Par ailleurs, la Chine oeuvre avec la Russie pour créer une alliance internationale axée sur les missions lunaires. Ce programme est en concurrence directe avec le programme « Artemis » dirigé par les Etats-Unis. En plus, l’alliance sino-russe cherche également à établir une coopération stratégique dans le domaine spatial avec des pays d’Afrique, d’Amérique latine et d’Asie. Ce qui augmente le nombre des pays qui utilisent l’espace à des fins militaires.
D’ailleurs, l’Iran a lancé avec succès une capsule biologique en 2024 en confirmant son ambition de se doter d’une capacité nationale de vols spatiaux habités.

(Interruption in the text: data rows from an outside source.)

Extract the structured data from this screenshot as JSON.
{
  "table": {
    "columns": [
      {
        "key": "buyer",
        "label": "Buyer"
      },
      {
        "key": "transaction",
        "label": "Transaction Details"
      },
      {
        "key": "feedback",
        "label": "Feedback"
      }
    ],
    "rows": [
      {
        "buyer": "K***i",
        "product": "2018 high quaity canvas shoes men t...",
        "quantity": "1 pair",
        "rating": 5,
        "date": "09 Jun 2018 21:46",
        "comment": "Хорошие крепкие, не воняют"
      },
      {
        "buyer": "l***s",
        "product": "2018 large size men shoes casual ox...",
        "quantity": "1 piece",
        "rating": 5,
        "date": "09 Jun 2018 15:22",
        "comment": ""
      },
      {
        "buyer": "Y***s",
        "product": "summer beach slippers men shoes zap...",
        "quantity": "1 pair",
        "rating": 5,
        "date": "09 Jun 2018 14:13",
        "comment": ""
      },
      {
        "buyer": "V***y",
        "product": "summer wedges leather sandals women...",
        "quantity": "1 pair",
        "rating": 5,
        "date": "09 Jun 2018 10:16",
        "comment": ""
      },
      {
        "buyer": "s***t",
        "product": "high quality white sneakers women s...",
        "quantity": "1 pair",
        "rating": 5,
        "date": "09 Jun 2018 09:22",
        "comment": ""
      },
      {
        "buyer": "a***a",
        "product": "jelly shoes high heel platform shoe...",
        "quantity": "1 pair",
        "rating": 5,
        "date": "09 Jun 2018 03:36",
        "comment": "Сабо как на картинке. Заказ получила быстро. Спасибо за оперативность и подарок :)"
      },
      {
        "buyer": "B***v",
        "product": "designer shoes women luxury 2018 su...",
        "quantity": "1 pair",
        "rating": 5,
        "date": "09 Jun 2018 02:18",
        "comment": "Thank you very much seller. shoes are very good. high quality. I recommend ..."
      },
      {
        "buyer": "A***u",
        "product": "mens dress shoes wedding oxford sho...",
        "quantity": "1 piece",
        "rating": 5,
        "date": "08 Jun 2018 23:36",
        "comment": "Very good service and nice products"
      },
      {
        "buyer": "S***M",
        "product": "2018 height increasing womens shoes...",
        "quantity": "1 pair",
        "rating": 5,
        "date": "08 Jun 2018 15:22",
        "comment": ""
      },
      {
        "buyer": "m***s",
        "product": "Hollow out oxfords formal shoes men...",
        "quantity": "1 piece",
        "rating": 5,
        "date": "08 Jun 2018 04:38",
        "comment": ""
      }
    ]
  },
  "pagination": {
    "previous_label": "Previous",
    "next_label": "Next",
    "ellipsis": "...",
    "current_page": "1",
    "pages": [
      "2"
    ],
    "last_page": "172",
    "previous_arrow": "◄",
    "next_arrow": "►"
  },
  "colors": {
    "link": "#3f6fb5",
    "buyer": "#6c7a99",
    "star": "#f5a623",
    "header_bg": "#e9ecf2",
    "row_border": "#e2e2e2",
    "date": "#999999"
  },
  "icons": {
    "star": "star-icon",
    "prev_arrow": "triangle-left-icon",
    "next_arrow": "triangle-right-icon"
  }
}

Selon les experts, les risques d’un réarmement des satellites dans le contexte actuel sont fondamentalement différents du contexte concernant la concurrence de monopolisation de cette technologie pendant la guerre froide entre les Etats-Unis et l’ex-Union soviétique.
Le stade actuel de l’escalade est beaucoup plus dangereux, puisqu’il s’inscrit dans le contexte d’un façonnement d’un nouveau monde qui évolue vers la multipolarité. Cette nouvelle configuration géopolitique rend de nombreuses menaces spatiales difficiles sinon impossibles à surveiller et à suivre ouvertement.